Edaravone (Radicut®) is a free radical scavenger marketed as a neurovascular protective agent in Japan for the treatment of patients with AIS, who present within 24 h of the onset of symptoms.11,12) Edaravone was approved for the treatment of AIS in Japan in 2001, and it was recommended by the American Heart Association in the guidelines for the early management of adults with AIS15) although it has not been approved for AIS in Western countries.12)
In the present study, edaravone treatment was more effective for the patients treated by IV rt-PA than those by EVT. The reason for the difference is still unknown, but edaravone may enhance recanalization in patients with AIS, who received thrombolytic treatment using alteplase,11) or reduce secondary damage of the brain by free radical due to LVO itself or reperfusion by IV rt-PA or EVT. Recently, Naritomi et al. reported another phenomenon that edaravone treatment for up to 14 days suppresses the progression of disuse muscle atrophy and improves leg locomotor function to a greater extent than short-term treatment in acute stroke patients.16)
It was also reported that edaravone reduced intracranial hemorrhage.17) It was shown that edaravone suppresses rt-PA induced MMP-9 upregulation and hemorrhage and protect dissociation of the neurovascular unit after thrombolysis and reperfusion using rat transient brain ischemia model.18,19) In the present study, there was no significant difference between the groups in terms of hemorrhage. Kimura et al. reported that simultaneous administration of edaravone and rt-PA should enhance early recanalization.11) Various timings of edaravone administration in this study might be the reason for ineffectiveness in the reduction of intracranial hemorrhage on the next day CT or MRI, or hemorrhage caused by EVT might have influenced in the present study.

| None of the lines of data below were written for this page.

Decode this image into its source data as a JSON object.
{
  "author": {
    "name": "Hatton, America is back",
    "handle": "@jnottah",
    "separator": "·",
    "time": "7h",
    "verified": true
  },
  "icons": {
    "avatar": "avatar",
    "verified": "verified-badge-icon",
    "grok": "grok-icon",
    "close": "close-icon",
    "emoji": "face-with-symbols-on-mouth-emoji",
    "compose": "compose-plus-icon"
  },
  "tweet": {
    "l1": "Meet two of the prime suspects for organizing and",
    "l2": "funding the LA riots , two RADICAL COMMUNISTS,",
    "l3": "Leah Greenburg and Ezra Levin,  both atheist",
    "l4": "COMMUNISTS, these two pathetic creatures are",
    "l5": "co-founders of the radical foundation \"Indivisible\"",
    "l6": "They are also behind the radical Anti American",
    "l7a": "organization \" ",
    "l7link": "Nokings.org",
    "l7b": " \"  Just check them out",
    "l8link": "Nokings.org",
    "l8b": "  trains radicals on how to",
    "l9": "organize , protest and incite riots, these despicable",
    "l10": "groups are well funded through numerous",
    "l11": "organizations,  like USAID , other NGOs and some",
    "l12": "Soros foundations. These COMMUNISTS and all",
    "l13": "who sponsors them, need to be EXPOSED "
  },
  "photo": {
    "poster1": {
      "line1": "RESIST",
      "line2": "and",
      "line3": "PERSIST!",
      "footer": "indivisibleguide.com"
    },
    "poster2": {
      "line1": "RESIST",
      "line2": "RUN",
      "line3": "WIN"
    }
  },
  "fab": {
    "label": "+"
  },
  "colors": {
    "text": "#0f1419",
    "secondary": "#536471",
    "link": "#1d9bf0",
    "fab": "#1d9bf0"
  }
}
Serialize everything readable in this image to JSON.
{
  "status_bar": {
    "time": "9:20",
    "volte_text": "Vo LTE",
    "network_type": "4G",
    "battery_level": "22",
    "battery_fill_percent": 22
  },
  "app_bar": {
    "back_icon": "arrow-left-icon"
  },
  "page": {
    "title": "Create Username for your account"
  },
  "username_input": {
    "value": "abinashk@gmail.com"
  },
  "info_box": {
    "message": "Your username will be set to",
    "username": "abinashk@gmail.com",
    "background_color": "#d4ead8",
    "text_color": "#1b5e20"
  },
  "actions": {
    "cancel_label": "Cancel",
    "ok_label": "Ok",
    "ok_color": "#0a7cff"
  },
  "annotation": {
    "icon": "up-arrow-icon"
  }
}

There were some limitations of this study. As shown in the beginning of the discussion, this is an observational study, so difference in patient background such as higher serum creatinine, more number of advanced age, and congestive heart disease in non-edaravone group might have influenced the clinical results, because edaravone has a protective effects in the heart in experimental studies.20)
In conclusion, analysis of prospective registry of acute LVO in Japan suggested several predictive factors of favorable outcome including edaravone administration. To know the real effect of each treatment in the patients with AIS, randomized controlled trials should be performed in the near future.